Contrairement à ce que j'ai lu, le film ne se limite pas à faire l'anatomie d'un tube mondial mais nous permet d'entendre plusieurs oeuvres de Ravel. Quant à l'"utilisation" de l'oeuvre à travers le temps et le monde, elle fait l'objet d'un montage astucieux et pertinent mais se situe étrangement en début de film et non à la fin. Choix bizarre.

Alexandre Tharaud se voit offrir le rôle du critique musical impitoyable de l'époque. Vincent Pérez affirme encore sa présence dans celui de l'ami fidèle. Et j'insiste sur la belle performance de Raphaël Personnaz tout en mystère et intériorité.

Olivier Delaunay dans Sud-Ouest dit tout cela mieux que moi : "On pense à cette scène où Raphaël Personnaz joue la Pavane pour une infante défunte devant le public de Boston, reproduisant une tournée mythique que le musicien a faite quelques mois avant de composer son Boléro. Faire entendre sa musique, et conserver sa part de mystère, c'est peut-être le plus bel hommage que l'on pouvait lui faire".

PS. : une partie du film a été tournée dans la belle maison de Ravel devenue Musée, le Belvédère à Montfort-Lamaury. Cela donne envie d'aller y faire un tour.
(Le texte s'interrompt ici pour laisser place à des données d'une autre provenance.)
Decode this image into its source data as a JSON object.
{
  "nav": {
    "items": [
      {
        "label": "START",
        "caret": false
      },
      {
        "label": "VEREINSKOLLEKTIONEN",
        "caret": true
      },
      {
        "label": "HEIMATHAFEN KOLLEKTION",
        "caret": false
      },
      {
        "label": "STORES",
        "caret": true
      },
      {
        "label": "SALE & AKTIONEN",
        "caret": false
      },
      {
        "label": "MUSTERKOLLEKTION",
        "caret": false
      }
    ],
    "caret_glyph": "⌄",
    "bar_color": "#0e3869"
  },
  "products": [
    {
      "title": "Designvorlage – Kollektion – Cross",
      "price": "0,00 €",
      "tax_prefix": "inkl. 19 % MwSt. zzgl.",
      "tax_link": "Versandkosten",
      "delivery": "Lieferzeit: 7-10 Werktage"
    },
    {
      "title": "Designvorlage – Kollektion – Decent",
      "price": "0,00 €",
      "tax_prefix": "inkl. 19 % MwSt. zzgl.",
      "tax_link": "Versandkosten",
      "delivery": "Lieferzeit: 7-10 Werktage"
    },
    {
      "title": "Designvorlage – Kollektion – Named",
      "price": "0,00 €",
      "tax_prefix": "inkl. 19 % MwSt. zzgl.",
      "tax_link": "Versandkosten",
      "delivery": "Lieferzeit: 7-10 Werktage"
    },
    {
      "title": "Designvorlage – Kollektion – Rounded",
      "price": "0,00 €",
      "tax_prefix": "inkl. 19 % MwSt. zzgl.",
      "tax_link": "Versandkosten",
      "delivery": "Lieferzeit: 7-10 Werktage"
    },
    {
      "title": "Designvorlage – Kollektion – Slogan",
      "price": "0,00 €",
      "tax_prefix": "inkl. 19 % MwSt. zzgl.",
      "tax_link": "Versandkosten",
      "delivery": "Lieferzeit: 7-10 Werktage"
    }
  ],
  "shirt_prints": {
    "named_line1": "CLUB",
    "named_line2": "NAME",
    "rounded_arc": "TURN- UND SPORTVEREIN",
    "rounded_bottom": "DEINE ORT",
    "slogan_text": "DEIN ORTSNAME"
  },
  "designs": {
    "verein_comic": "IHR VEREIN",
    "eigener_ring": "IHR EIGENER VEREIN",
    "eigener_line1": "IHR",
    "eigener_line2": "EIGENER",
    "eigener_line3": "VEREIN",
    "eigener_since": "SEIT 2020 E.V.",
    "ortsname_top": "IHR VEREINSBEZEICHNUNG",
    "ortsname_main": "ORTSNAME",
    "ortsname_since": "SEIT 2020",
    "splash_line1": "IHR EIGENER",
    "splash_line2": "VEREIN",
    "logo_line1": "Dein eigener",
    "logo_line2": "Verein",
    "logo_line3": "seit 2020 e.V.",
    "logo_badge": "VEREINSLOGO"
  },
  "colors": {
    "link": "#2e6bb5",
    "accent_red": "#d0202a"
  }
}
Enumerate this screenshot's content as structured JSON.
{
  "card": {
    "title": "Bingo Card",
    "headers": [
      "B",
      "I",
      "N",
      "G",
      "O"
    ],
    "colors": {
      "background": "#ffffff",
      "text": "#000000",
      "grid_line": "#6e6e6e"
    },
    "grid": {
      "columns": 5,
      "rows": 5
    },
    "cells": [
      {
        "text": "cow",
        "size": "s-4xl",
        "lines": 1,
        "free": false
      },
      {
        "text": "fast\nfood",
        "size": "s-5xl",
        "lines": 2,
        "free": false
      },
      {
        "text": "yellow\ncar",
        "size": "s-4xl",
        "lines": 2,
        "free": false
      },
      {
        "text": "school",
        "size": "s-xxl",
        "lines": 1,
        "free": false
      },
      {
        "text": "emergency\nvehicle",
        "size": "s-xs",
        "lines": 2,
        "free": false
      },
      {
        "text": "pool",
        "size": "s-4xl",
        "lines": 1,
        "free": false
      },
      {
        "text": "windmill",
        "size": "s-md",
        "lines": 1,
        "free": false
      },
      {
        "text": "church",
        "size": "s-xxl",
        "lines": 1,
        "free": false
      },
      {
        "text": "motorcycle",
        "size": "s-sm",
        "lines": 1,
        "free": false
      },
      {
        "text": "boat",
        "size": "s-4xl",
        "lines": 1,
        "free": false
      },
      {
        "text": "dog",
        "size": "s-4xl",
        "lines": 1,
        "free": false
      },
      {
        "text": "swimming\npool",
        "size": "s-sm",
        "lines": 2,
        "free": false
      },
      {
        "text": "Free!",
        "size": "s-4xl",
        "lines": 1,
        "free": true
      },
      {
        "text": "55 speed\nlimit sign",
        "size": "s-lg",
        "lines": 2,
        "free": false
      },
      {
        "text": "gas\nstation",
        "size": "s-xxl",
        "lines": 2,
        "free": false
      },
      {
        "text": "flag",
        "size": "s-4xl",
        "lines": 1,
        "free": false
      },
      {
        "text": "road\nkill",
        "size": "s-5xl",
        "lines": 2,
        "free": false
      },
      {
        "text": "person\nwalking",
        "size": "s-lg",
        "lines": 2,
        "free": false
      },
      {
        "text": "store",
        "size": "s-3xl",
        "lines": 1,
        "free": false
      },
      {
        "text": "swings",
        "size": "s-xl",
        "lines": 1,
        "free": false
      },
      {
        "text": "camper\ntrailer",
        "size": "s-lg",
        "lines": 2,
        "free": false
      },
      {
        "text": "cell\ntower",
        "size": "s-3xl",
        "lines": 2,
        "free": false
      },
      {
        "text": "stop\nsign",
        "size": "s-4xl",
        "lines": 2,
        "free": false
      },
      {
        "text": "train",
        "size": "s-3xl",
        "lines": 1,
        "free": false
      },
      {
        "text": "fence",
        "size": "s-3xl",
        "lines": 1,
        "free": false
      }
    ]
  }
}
The closure of the Ravel museum would be an act of cultural sabotage |  Classical music | The Guardian

Commentaires

  • Bonjour Pascale, j'ai eu la chance de voir Jorge Donn dans le Boléro au théâtre des Champs Elysées il y a très très longtemps. J'étais en transe. Sinon, j'irai peut-être voir le film. Je te conseille aussi Ravel de Jean Echenoz, c'est très bien. Et je suis fan des deux concertos pour piano par Samson François. Bonne journée.

  • Bonjour dasola. Quelle chance. Jorge Donn est une beauté de la création. Sur certaines chorégraphie on a l'impression qu'il vole.
    Grâce au film j'ai réécouté des œuvres de Ravel. C'est magnifique.
    Raphaël Personnaz est vraiment excellent.
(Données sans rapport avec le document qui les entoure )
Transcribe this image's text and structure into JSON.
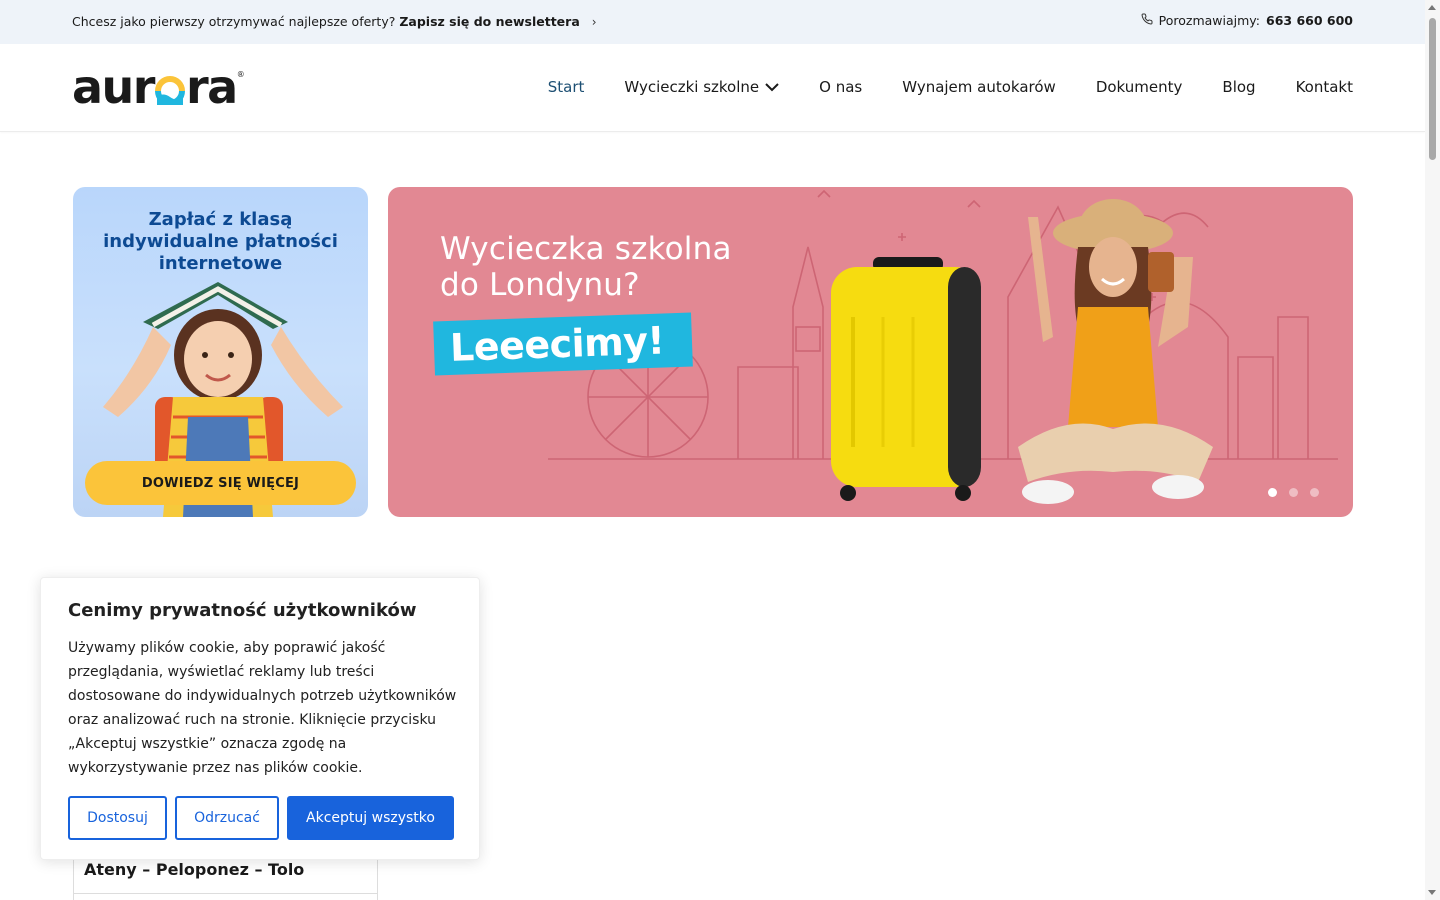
{
  "topbar": {
    "newsletter_text": "Chcesz jako pierwszy otrzymywać najlepsze oferty?",
    "newsletter_link": "Zapisz się do newslettera",
    "contact_label": "Porozmawiajmy:",
    "contact_phone": "663 660 600",
    "icons": [
      "phone-icon",
      "chevron-right-icon"
    ]
  },
  "header": {
    "logo_text": "aurora",
    "logo_reg": "®",
    "nav": [
      {
        "label": "Start",
        "active": true
      },
      {
        "label": "Wycieczki szkolne",
        "has_dropdown": true
      },
      {
        "label": "O nas"
      },
      {
        "label": "Wynajem autokarów"
      },
      {
        "label": "Dokumenty"
      },
      {
        "label": "Blog"
      },
      {
        "label": "Kontakt"
      }
    ]
  },
  "promo": {
    "title_line1": "Zapłać z klasą",
    "title_line2": "indywidualne płatności",
    "title_line3": "internetowe",
    "button": "DOWIEDZ SIĘ WIĘCEJ",
    "bg": "#c0d9fb",
    "title_color": "#0d4a93",
    "button_color": "#fbc43a"
  },
  "hero": {
    "title_line1": "Wycieczka szkolna",
    "title_line2": "do Londynu?",
    "tag": "Leeecimy!",
    "slides": 3,
    "active_slide": 1,
    "bg": "#e28893",
    "tag_color": "#20b7df"
  },
  "cookie": {
    "title": "Cenimy prywatność użytkowników",
    "body": "Używamy plików cookie, aby poprawić jakość przeglądania, wyświetlać reklamy lub treści dostosowane do indywidualnych potrzeb użytkowników oraz analizować ruch na stronie. Kliknięcie przycisku „Akceptuj wszystkie” oznacza zgodę na wykorzystywanie przez nas plików cookie.",
    "btn_customize": "Dostosuj",
    "btn_reject": "Odrzucać",
    "btn_accept": "Akceptuj wszystko",
    "accent": "#1863dc"
  },
  "trips": {
    "items": [
      "Ateny – Peloponez – Tolo"
    ]
  }
}
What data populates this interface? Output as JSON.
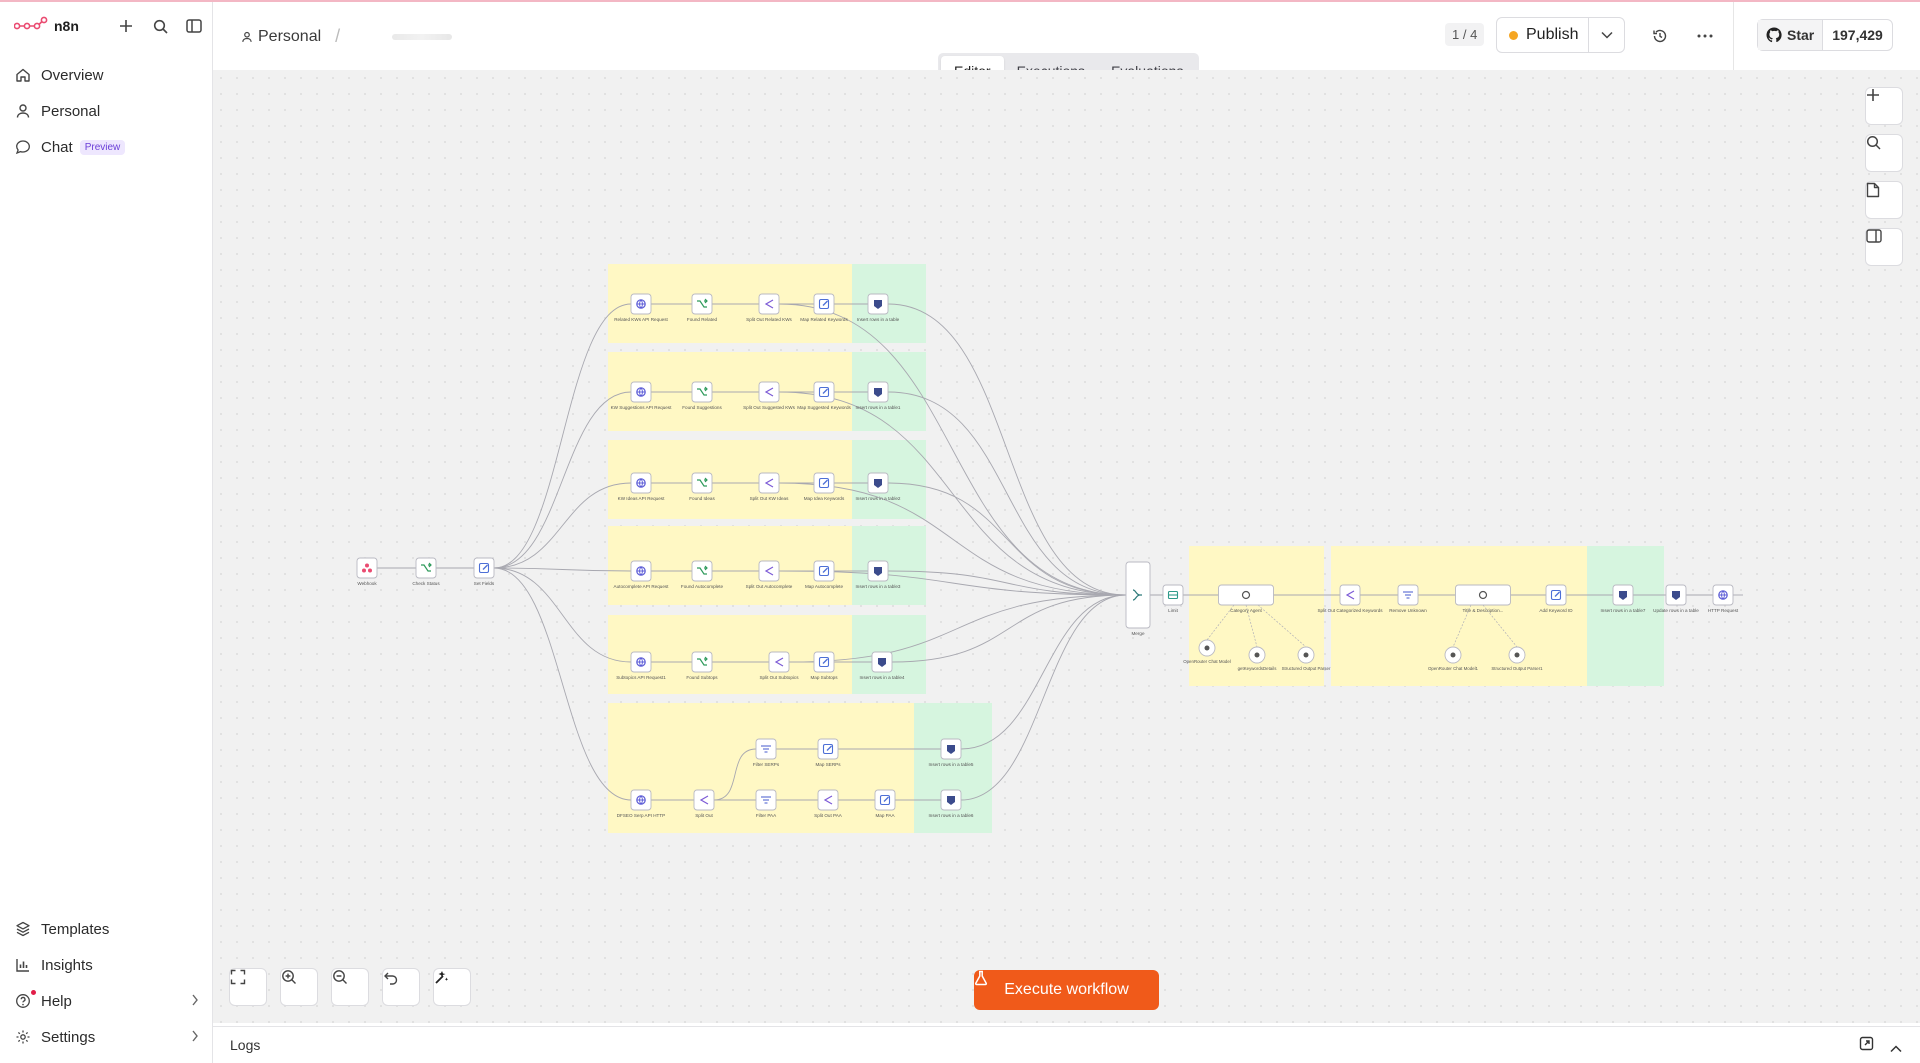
{
  "app": {
    "name": "n8n",
    "accent": "#f05a1a",
    "logo_color": "#ea4b71"
  },
  "sidebar": {
    "top_items": [
      {
        "label": "Overview",
        "icon": "home-icon"
      },
      {
        "label": "Personal",
        "icon": "user-icon"
      },
      {
        "label": "Chat",
        "icon": "chat-icon",
        "badge": "Preview"
      }
    ],
    "bottom_items": [
      {
        "label": "Templates",
        "icon": "templates-icon"
      },
      {
        "label": "Insights",
        "icon": "insights-icon"
      },
      {
        "label": "Help",
        "icon": "help-icon"
      },
      {
        "label": "Settings",
        "icon": "gear-icon"
      }
    ]
  },
  "header": {
    "breadcrumb_project": "Personal",
    "tabs": [
      "Editor",
      "Executions",
      "Evaluations"
    ],
    "active_tab": "Editor",
    "pager": "1 / 4",
    "publish_label": "Publish",
    "github_star_label": "Star",
    "github_star_count": "197,429"
  },
  "canvas": {
    "execute_label": "Execute workflow",
    "nodes": {
      "trigger": [
        "Webhook",
        "Check Status",
        "Set Fields"
      ],
      "row1": [
        "Related KWs API Request",
        "Found Related",
        "Split Out Related KWs",
        "Map Related Keywords",
        "Insert rows in a table"
      ],
      "row2": [
        "KW Suggestions API Request",
        "Found Suggestions",
        "Split Out Suggested KWs",
        "Map Suggested Keywords",
        "Insert rows in a table1"
      ],
      "row3": [
        "KW Ideas API Request",
        "Found Ideas",
        "Split Out KW Ideas",
        "Map Idea Keywords",
        "Insert rows in a table2"
      ],
      "row4": [
        "Autocomplete API Request",
        "Found Autocomplete",
        "Split Out Autocomplete",
        "Map Autocomplete",
        "Insert rows in a table3"
      ],
      "row5": [
        "Subtopics API Request1",
        "Found Subtops",
        "Split Out Subtopics",
        "Map Subtops",
        "Insert rows in a table4"
      ],
      "row6_top": [
        "Filter SERPs",
        "Map SERPs",
        "Insert rows in a table5"
      ],
      "row6_bottom": [
        "DFSEO Serp API HTTP",
        "Split Out",
        "Filter PAA",
        "Split Out PAA",
        "Map PAA",
        "Insert rows in a table6"
      ],
      "merge": "Merge",
      "right_chain": [
        "Limit",
        "Category Agent",
        "Split Out Categorized Keywords",
        "Remove Unknown",
        "Title & Description...",
        "Add Keyword ID",
        "Insert rows in a table7",
        "Update rows in a table",
        "HTTP Request"
      ],
      "sub_nodes": [
        "OpenRouter Chat Model",
        "getKeywordsDetails",
        "Structured Output Parser",
        "OpenRouter Chat Model1",
        "Structured Output Parser1"
      ]
    }
  },
  "logs": {
    "label": "Logs"
  }
}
  • Beaucoup plus engageant que les braqueurs ! En plus je sors d'une expérience orchestrale magistrale avec Bradley Cooper, bien envie de prolonger le mouvement grâce à Anne Fontaine.
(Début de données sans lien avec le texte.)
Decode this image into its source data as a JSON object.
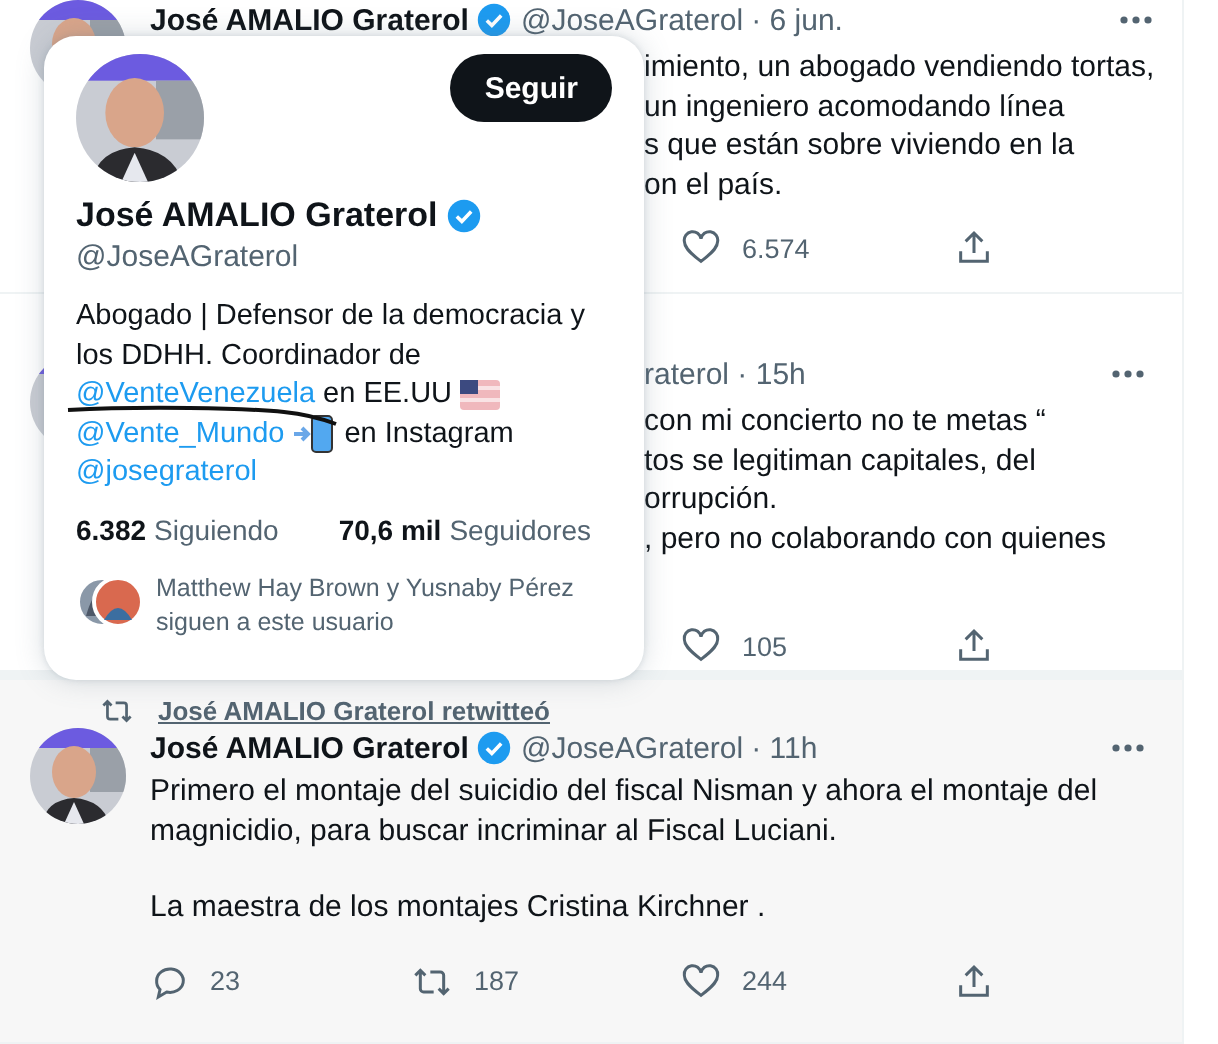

  • Oh tu as aimé Bradley ?
    Je l'ai vu à Venise. C'était un moment merveilleux dans cette salle au son magique. Ce film aurait bien mérité une sortie en salle.
    Cette interprétation de Mahler, quel moment !
    Boléro est moins flamboyant parce que le personnage l'est moins mais j'ai aimé le voyage.

  • Il me semblait bien que tu l'avais vu. Mais je n'ai pas retrouvé trace d'une chronique.
    On est douze crans au-dessus des "shallows" de la Lady avec Mahler et Lenny. Par contre il lui a piqué son pif à la gaga.

  • Je n'avais écrit que quelques lignes.
    Ah ce nez ! Tellement problématique...
    La scène mahlérienne est exceptionnelle.
    http://www.surlarouteducinema.com/archive/2023/09/07/venezia-6460228.html

  • J'ai trouvé tout ça bien fait, mais de façon très scolaire, il m'a manqué du souffle sur le fond comme sur la forme, on ne sent aucune passion derrière ce Ravel/Personnaz un peu trop austère (il était un oiseau de nuit friand de soirée festive entre autre)

  • Il est vrai que c'est très très sage mais on voit bien qu'il participe aux soirées de l'ambassadeur sans être celui qui ambiance la fête.

  • Ah oui Jorge Donn ! Je me souviens. Moi ce dont je me souviens dans ce film, ce sont les autres œuvres de Ravel et la prestation de François Alu. !

  • Oui les autres œuvres sont bien présentes aussi.

  • De retour de 15 jours en Algérie.
    Mon père adorait ce morceau alors je pense être un de ceux qui a le plus entendu le Boléro dans sa vie.
    J'ai trouvé R. Personnaz ( content de savoir qu'il interprète lui même les morceaux) vraiment juste dans ce rôle. Et suivre quelques années de la vie de Ravel m a vraiment passionné. Et bonne idée de nous faire entendre plusieurs œuvres de M Ravel.
    Il est vrai que le film ne réussit pas vraiment à nous faire découvrir comment est né ce Bolero ( notamment avec les sons du quotidien ou ceux de l'usine) et Doria T avec ce sourire beat me fesait penser à Ariane Ascaride par moment. D'autres personnages comme la mère ou Marguerite l'agent étaient très bien.
    Drôme d'idée oui de mettre toutes ces interprétations du Boléro au début et j'ai lu par ci par là que la fin manquait de panache. Mais j'ai trouvé au contraire voir Ravel chef d'orchestre et le danseur ensemble une très bonne idée.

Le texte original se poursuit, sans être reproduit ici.